An analysis of the seismic stress changes in China’s Sichuan basin has been published just 8 weeks after a magnitude 7.9 earthquake there killed more than 60,000 people and left millions homeless. The rapid calculation and publication1 brings accurate forecasting of aftershocks a step closer, experts say.

Tom Parsons of the US Geological Survey in Menlo Park, California, and his colleagues describe several large faults in the basin that faced increases in stress as a result of the earthquake’s main shock on 12 May. These fault sections are more likely than others to produce large aftershocks in the near future.

It is still not possible to accurately predict whether and when massive after-quakes might occur, such as the 6.0 aftershock northeast of the original epicentre that killed eight people and destroyed thousands of buildings. But experts say the study shows that it is now feasible to rapidly calculate the propagation of stress in the crust in the immediate aftermath of a major earthquake, even in areas as geologically complex as the Sichuan basin.

Such data could be used to produce large-scale maps of high-risk zones, significantly improving efforts to protect civilians in disaster regions. “We can’t predict earthquakes — many scientists think we may never be able to — but we can do a lot better than nothing,” says John McCloskey, a geophysicist at the University of Ulster in Colerain, UK.

Current global earthquake hazard maps are too vague to help local emergency planners mitigate risks effectively. So a main goal of earthquake physics is to identify zones of particularly high seismic risk.

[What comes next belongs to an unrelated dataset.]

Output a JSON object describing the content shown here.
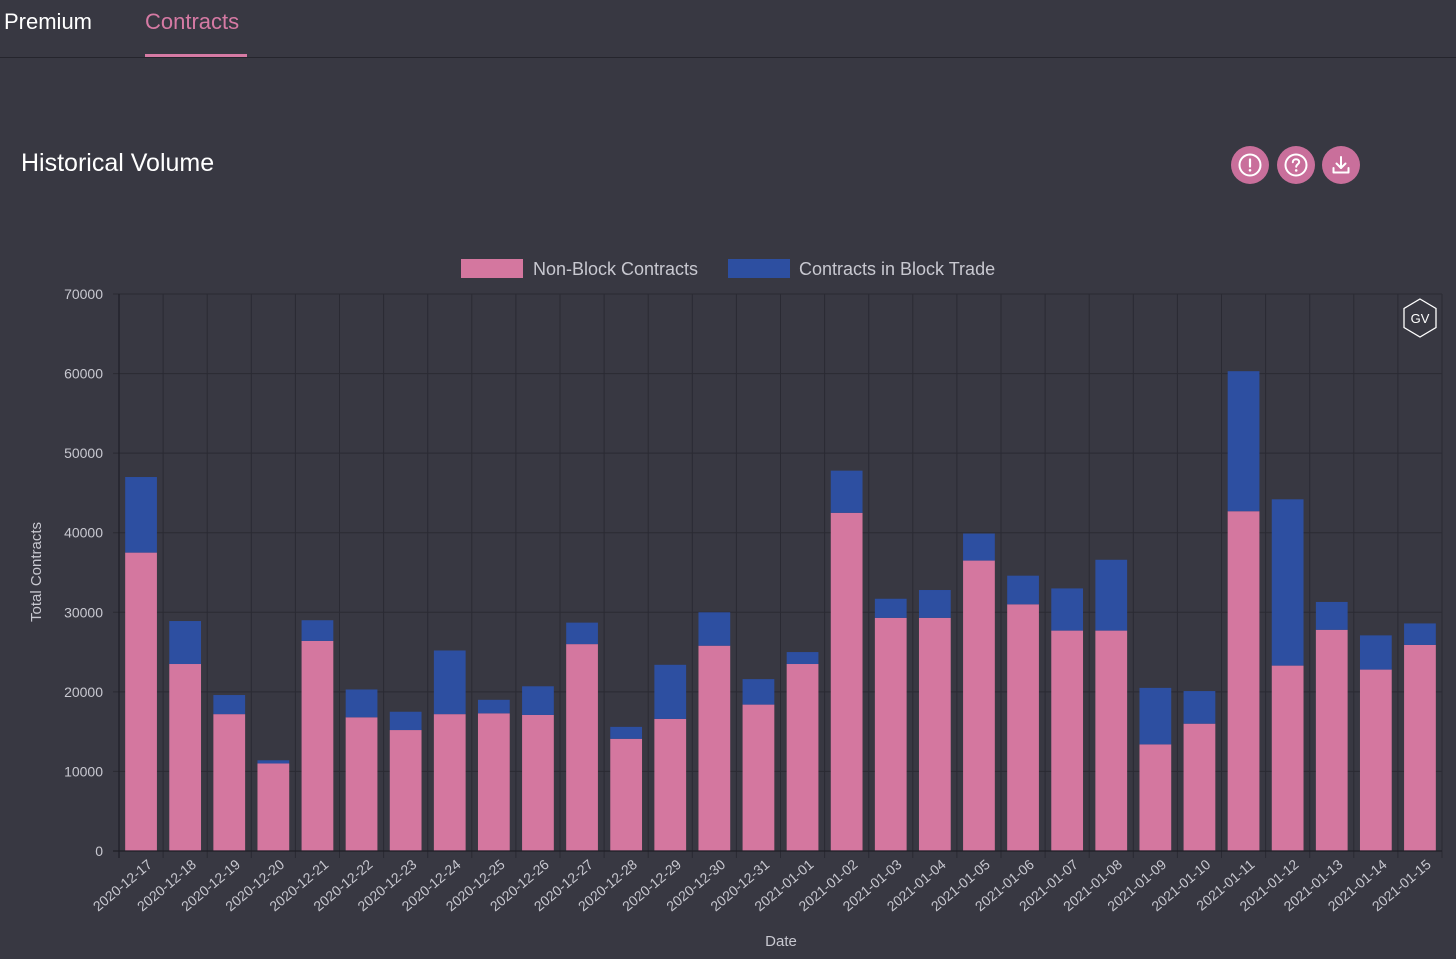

McCloskey and his colleagues analysed seismic stress perturbations in the surrounding crust after the devastating 2004 Sumatra earthquake and tsunami2. Using essentially the same methods that Parsons and his team applied in estimating the stress redistribution after the Sichuan rupture, McCloskey’s team successfully forecast the large quake in Sumatra in March 2005 that was triggered by the earlier rupture.

The geology of the Sichuan region is poorly understood and much more complex than the Sumatran zone, making it harder to forecast aftershocks. The seismic history of the region is also unclear. Large earthquakes are much less frequent there — every 2,000 to 10,000 years, according to an analysis published this month3 — than in Sumatra.

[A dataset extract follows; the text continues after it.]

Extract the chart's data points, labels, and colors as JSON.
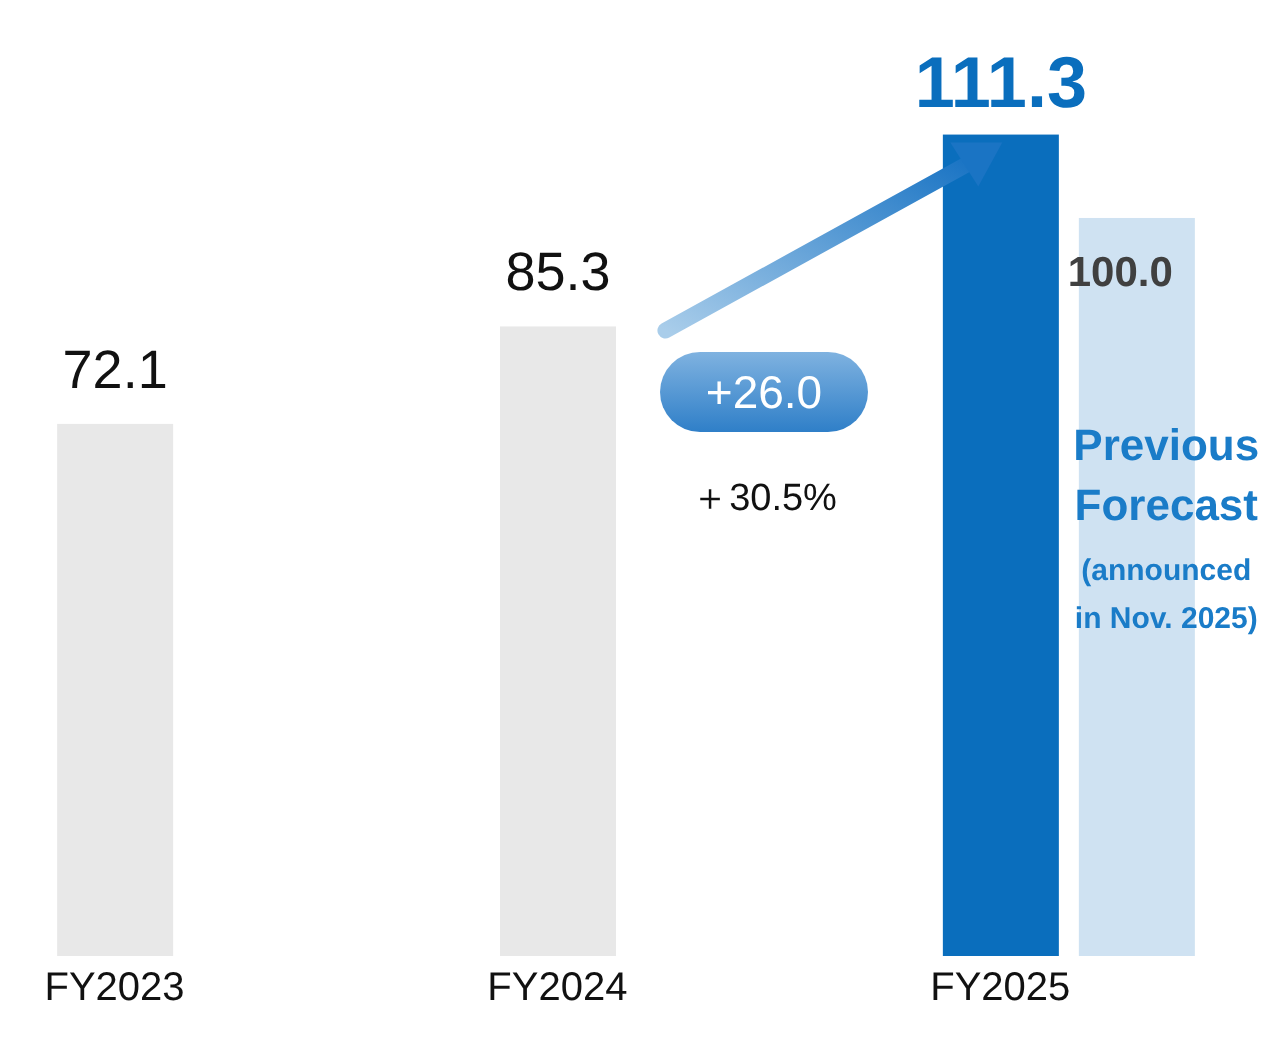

“It is easy to retrospectively explain why an earthquake has happened at a particular place,” McCloskey says. “But prospectively, what Parson and his colleagues have done is the best science we have at the moment.”

McCloskey is setting up a group to systematically analyse changes in seismic stress in the immediate aftermath of future large earthquakes. The goal is to forecast within 12 hours the likelihood of big aftershocks, and map the high-risk ‘red zones’.

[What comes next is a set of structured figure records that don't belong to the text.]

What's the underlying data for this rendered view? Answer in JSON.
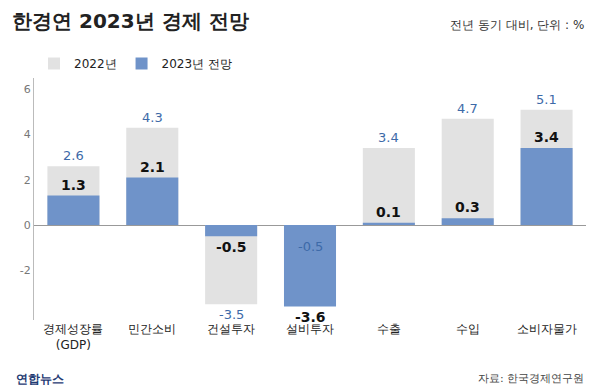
{
  "chart_data": {
    "type": "bar",
    "title": "한경연 2023년 경제 전망",
    "subtitle": "전년 동기 대비, 단위 : %",
    "source": "자료: 한국경제연구원",
    "credit": "연합뉴스",
    "categories": [
      "경제성장률\n(GDP)",
      "민간소비",
      "건설투자",
      "설비투자",
      "수출",
      "수입",
      "소비자물가"
    ],
    "series": [
      {
        "name": "2022년",
        "color": "#e2e2e2",
        "values": [
          2.6,
          4.3,
          -3.5,
          -0.5,
          3.4,
          4.7,
          5.1
        ]
      },
      {
        "name": "2023년 전망",
        "color": "#6f93c9",
        "values": [
          1.3,
          2.1,
          -0.5,
          -3.6,
          0.1,
          0.3,
          3.4
        ]
      }
    ],
    "ylim": [
      -4.2,
      6.5
    ],
    "yticks": [
      -2,
      0,
      2,
      4,
      6
    ],
    "grid": false,
    "legend": "top left",
    "data_labels": true
  }
}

“We have the methods to say strong things about what might happen days, months or years after the main shock,” he says. “Aftershock forecasts will never be perfect. But in the absence of knowing something definite we’re still able to advise people on the balance of probabilities.”

McCloskey hopes that a scientific journal, such as Nature, will provide a forum for rapid dissemination of information such as daily hazard maps after a major quake.

But Philip Campbell, editor-in-chief of Nature, thinks such information would be better placed elsewhere because the peer-review process can slow things down. “Rushing the publication of such studies would not be good, as they usually improve quite a bit during peer review,” he says.*